Keen observers of sports media might wager, confidently, that the funniest thing in this New York Post profile of Shams Charania by Ryan Glasspiegel would be the concept "A New York Post profile of Shams Charania by Ryan Glasspiegel." Admittedly, that is very funny! A meeting of two of the most powerful minds on earth, two absolute lords of language, in conversation!
How would they even hear each other, over the sounds of screeching tires and shattering glass? At this time a mangling of syntax formations is viewed as of high feasibility to ramp forward with those in spheres of knowing the situation, due to confusions in the region of how to talk, with writing also to potentially be an area of effect. The interview, let me tell you, delivers.
Here is Glasspiegel attempting to say that Shams is a nice guy:
Nonetheless, the way Charania projects himself interpersonally makes you understand why he is talented at cultivating relationships among the powerful.
New York Post
Here is Shams on the subject of family:
“I’m really close to my mother, brother and sister,” he says. “Immediately family means a lot.”
New York Post
And here is Glasspiegel, on that:
But he’s not pursuing a mate at this time.
New York Post
Projects himself interpersonally. Pursuing a mate at this time. Immediately family means a lot. Shams, Glasspiegel writes, is "untethered from familial responsibilities."
How does this happen? I picture one of those pocket voice-changer things you can buy at the Halloween store, only it changes normal sentiments into shattered sports-reporter gobbledygook. Glasspiegel holds it up in front of his face and mumbles, "Is this what you thought your life would be like, say, 10 years ago?" and a metallic Darth Vader voice booms out, Talk about such expectations as once were held regarding the potentiality as to whether such moment as this would exist as presently as at present.
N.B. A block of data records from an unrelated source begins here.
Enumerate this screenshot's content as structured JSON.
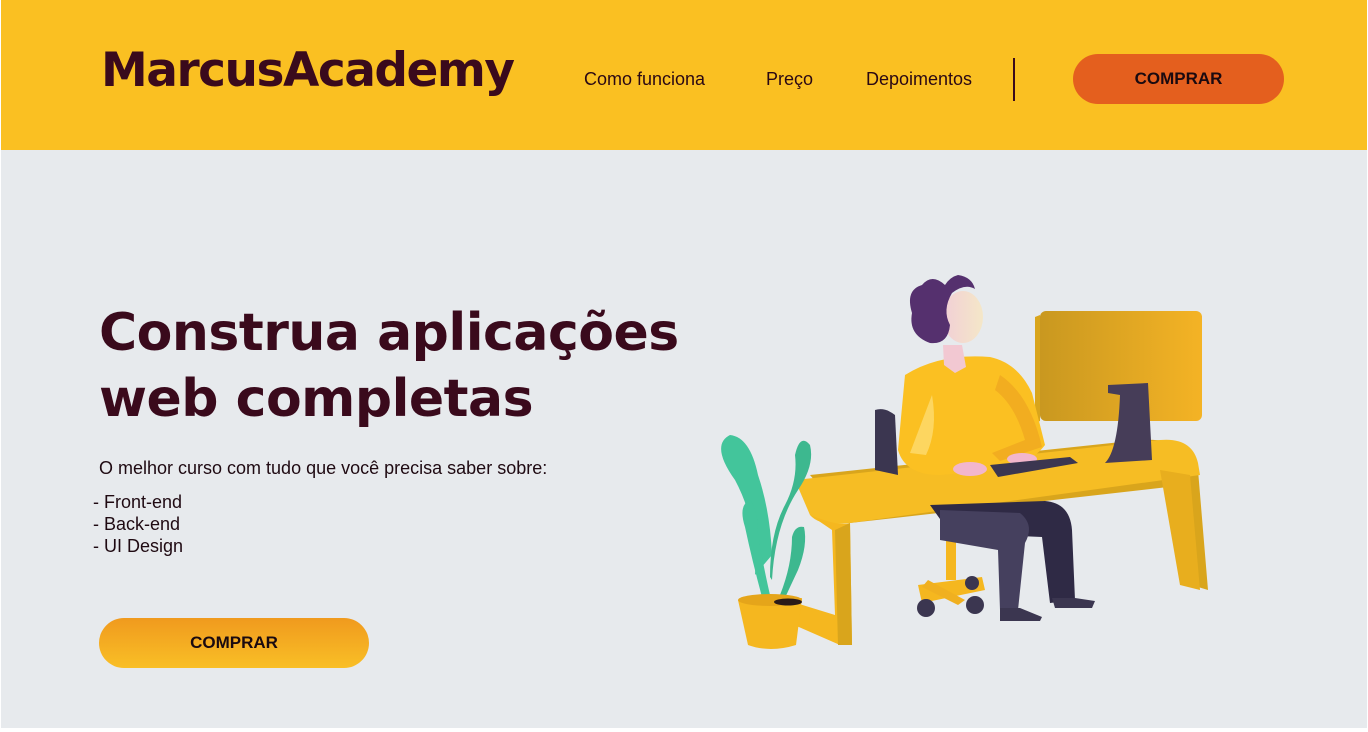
{
  "header": {
    "logo": "MarcusAcademy",
    "nav": [
      "Como funciona",
      "Preço",
      "Depoimentos"
    ],
    "cta_label": "COMPRAR"
  },
  "hero": {
    "title_line1": "Construa aplicações",
    "title_line2": "web completas",
    "subtitle": "O melhor curso com tudo que você precisa saber sobre:",
    "topics": [
      "- Front-end",
      "- Back-end",
      "- UI Design"
    ],
    "cta_label": "COMPRAR"
  },
  "colors": {
    "header_bg": "#fac022",
    "hero_bg": "#e7eaed",
    "brand_text": "#3a0a1c",
    "header_button": "#e45f1e",
    "hero_button": "#f9bf26"
  },
  "icons": [
    "person-at-desk-illustration",
    "plant-illustration"
  ]
}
In total, though, the feature turns out to be a work of startling pathos. That is to say, it is a huge bummer. Here is Shams, looking back on the sacrifices he made during his undergrad years for the sake of his career (emphasis added):
“There are moments when I’m lonely and I think about ‘What if I was that everyday young adult, or had the partying college lifestyle? Because there are sacrifices that you make when your friends are going out on the weekend and you’re driving to Milwaukee or Indianapolis for a game. That might be a thought on a late Saturday night, but then you have a conversation with someone [important], and you get reminded real fast that there’s a reason why you’re doing it. I’m passionate about the job I do and the people I work with, and I wouldn’t trade it for anything.”
New York Post
"Then you have a conversation with someone [important]," he says, "and you get reminded real fast that there's a reason why you're doing it." Listen. I think it is probably pretty self-evident that I, a sports blogger for a decade, am somebody who cares about sports and takes it probably a bit more seriously than the average person. But this man is talking about having spurned fun and freedom in his precious youth for a vocation that amounts to tweeting out that an NBA trade is about to happen, 30 seconds before the details of that trade get published on the NBA's official website. Denying himself adventure and discovery, lest he fail to give the world a 27-second head start on processing the news that Arnoldas Kulboka will go on a G-League assignment. Passing up lifelong friendships to get a three-year head-start on uncritically paraphrasing CAA agent statements into incomprehensible blogs on the Athletic. Yeah, there are times I wish I had someone to share my life with. But then I Facetime with Sam Presti while he’s on a treadmill and I remember what I’m here for.
His biggest scoop, he says, was news of Rudy Gobert's positive COVID-19 test in 2020, shortly before the league shut down for more than four months. That news was going to be public, that very night, under 100 percent of circumstances, even if Shams Charania had never been born. For this he spends, by his own estimate, 17 to 20 hours a day staring at his phone screen.
It makes his “heart sink” when he is on a flight where the Wi-Fi doesn’t work. He mostly forgoes driving for ride-shares—his trips from the suburbs into Stadium’s offices adjoining the United Center are about 40 minutes each way, a couple times a week—lest he miss a scoop while behind the wheel.
New York Post
This is incredibly bleak and dark and terrible! I feel bad. Sorrow and pity are being felt prevailingly around the Shams Charania situation, as pondering advances in regards to a person having only a single human life, and concerns as to the using well of it.